This painted silver statue of the Infant Jesus as Saviour of the World shows him with the customary right hand raised in blessing, and the left holding the terrestrial orb bearing a cross. While the Infant displays European attributes, the base reveals another hand at work, whose influences are Indian. The work of two different artists, the statue is nonetheless a harmonious blend of Indo-Portuguese elements.
The Infant is distinctly European in origin, as seen in features, complexion, and in the possible use of silver-plated tin. The Indian influence is visible in the image’s base, a silver-clad wooden globe resting on a six-sided stand with gored, flattened feet. It is here, perhaps given the stance and mien of the Infant Jesus, that the Indian silversmith chose to interpret his work in the light of a popular story from Hindu mythology, of the god Krishna as a child. Krishna subdues the serpent Kaliya by assuming the weight of the world and beating him down with his feet, banishing Kaliya to the nether world to save his people. Intricate silverwork is visible in the overlapping scales of the naga or sacred serpent, a semi-divine being popular in Indian art, here a water deity, as water-leaf and scallop motifs reveal. The naga has a semi-human face, with nose, red-stone eyes, open mouth, its head topped with tiny horns. The nagas around the base-support have arms that coil around their bodies.

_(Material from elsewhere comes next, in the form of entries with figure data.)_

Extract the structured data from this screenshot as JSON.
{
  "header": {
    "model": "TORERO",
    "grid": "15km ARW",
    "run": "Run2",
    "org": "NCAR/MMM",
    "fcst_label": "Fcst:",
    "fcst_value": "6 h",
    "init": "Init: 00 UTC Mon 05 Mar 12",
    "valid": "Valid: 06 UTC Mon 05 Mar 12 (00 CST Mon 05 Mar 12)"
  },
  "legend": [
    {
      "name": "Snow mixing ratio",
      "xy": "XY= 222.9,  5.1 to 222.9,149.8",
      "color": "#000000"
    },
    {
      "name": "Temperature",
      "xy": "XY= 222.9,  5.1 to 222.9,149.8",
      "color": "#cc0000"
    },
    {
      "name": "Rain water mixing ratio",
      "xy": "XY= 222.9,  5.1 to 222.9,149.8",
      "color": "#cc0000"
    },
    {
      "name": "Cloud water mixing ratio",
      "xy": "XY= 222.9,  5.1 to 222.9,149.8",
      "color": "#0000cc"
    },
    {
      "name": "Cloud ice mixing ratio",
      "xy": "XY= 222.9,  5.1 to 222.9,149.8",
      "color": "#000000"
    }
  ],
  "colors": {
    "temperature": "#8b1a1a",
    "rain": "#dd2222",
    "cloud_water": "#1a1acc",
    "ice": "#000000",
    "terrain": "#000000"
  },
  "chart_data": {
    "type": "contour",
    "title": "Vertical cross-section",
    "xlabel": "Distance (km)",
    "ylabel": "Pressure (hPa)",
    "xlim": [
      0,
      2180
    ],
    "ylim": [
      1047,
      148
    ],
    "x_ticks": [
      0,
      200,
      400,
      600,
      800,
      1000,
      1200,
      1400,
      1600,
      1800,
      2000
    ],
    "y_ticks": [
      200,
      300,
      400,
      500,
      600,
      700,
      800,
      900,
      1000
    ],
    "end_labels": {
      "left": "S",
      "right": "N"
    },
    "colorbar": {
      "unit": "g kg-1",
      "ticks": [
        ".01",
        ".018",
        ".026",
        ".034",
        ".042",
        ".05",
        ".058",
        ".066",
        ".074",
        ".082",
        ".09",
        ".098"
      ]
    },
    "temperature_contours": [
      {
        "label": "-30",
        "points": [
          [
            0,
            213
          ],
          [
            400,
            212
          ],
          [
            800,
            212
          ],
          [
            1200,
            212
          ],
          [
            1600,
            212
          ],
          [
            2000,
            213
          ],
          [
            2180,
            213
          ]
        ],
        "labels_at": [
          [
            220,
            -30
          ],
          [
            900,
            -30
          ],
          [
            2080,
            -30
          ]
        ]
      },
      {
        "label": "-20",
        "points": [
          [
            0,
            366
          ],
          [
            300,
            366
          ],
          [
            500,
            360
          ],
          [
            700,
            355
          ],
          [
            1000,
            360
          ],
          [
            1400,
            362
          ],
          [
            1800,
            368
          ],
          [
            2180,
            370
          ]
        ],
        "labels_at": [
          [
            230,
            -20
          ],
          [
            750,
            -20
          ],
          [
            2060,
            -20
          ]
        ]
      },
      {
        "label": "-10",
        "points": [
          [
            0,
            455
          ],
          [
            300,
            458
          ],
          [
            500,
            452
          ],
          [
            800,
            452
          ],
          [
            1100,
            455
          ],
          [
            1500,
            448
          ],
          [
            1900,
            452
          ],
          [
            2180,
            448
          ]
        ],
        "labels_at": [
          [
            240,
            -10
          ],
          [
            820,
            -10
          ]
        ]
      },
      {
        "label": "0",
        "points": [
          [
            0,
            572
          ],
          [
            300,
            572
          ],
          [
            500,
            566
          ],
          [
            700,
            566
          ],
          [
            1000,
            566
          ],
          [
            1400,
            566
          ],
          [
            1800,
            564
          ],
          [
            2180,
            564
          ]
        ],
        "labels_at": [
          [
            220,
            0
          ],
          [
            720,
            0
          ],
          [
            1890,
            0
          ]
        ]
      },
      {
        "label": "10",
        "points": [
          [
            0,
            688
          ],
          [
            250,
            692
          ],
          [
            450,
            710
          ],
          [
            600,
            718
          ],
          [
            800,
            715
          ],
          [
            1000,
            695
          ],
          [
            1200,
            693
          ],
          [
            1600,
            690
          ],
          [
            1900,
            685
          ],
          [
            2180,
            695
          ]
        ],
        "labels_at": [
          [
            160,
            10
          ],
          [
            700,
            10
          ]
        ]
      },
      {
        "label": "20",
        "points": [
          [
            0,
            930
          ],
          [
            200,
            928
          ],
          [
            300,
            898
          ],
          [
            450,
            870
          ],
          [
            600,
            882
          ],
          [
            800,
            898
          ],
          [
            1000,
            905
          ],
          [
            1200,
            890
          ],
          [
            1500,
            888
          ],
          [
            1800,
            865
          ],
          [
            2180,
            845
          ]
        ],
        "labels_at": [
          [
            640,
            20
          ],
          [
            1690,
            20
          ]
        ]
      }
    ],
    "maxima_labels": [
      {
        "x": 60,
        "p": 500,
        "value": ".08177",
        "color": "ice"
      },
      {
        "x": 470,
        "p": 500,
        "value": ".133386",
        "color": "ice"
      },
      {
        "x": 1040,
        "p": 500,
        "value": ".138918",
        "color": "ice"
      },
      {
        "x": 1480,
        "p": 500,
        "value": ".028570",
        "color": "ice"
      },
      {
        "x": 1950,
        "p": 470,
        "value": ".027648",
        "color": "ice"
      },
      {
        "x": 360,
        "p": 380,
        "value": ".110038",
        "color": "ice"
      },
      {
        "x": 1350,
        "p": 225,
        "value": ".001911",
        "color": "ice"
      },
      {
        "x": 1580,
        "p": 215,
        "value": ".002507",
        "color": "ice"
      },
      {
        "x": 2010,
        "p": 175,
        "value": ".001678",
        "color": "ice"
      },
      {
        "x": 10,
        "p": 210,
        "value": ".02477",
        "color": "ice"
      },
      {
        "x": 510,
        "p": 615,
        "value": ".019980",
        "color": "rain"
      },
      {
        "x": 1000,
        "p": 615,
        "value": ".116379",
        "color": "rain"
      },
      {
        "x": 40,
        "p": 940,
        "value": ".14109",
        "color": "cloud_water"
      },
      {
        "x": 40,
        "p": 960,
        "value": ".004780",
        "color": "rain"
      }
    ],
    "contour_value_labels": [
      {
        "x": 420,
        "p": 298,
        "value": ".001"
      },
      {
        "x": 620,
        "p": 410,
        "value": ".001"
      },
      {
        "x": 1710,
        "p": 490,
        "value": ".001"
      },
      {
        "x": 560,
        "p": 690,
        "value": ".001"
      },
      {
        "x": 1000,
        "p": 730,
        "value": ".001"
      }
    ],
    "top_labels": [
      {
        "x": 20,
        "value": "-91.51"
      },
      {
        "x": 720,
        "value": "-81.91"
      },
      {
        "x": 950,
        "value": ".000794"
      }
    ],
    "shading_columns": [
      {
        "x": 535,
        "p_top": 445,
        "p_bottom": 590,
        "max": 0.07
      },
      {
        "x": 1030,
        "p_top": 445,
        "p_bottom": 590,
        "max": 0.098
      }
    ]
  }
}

While it is usual to show the Infant Jesus unclothed, here he wears a splendid gold-embroidered velvet gown. The thread-work is of the Mughal Zardozi variety, with its Tree of Life, vegetal and floral motifs, perhaps Deccani in influence or origin.
The cost and date (1748) of the base are mentioned in Nuno Vassalo e Silva’s “The Art of Silver in the Jesuit Houses of Goa”.
Silva, Nuno Vassalo e, “A Arte da Prata nas Casas Jesuítas de Goa (The Art of Silver in the Jesuit Houses of Goa),” A Companhia de Jesus e a Missionação no Oriente (Actas do Colóquio/Records of Colloquium), Lisbon, Fundaçao Oriente, Brotéria, 1997.
Museum of Christian Art, Convent of Santa Monica, Goa, India, Calouste Gulbenkian Foundation, Lisbon, 2011.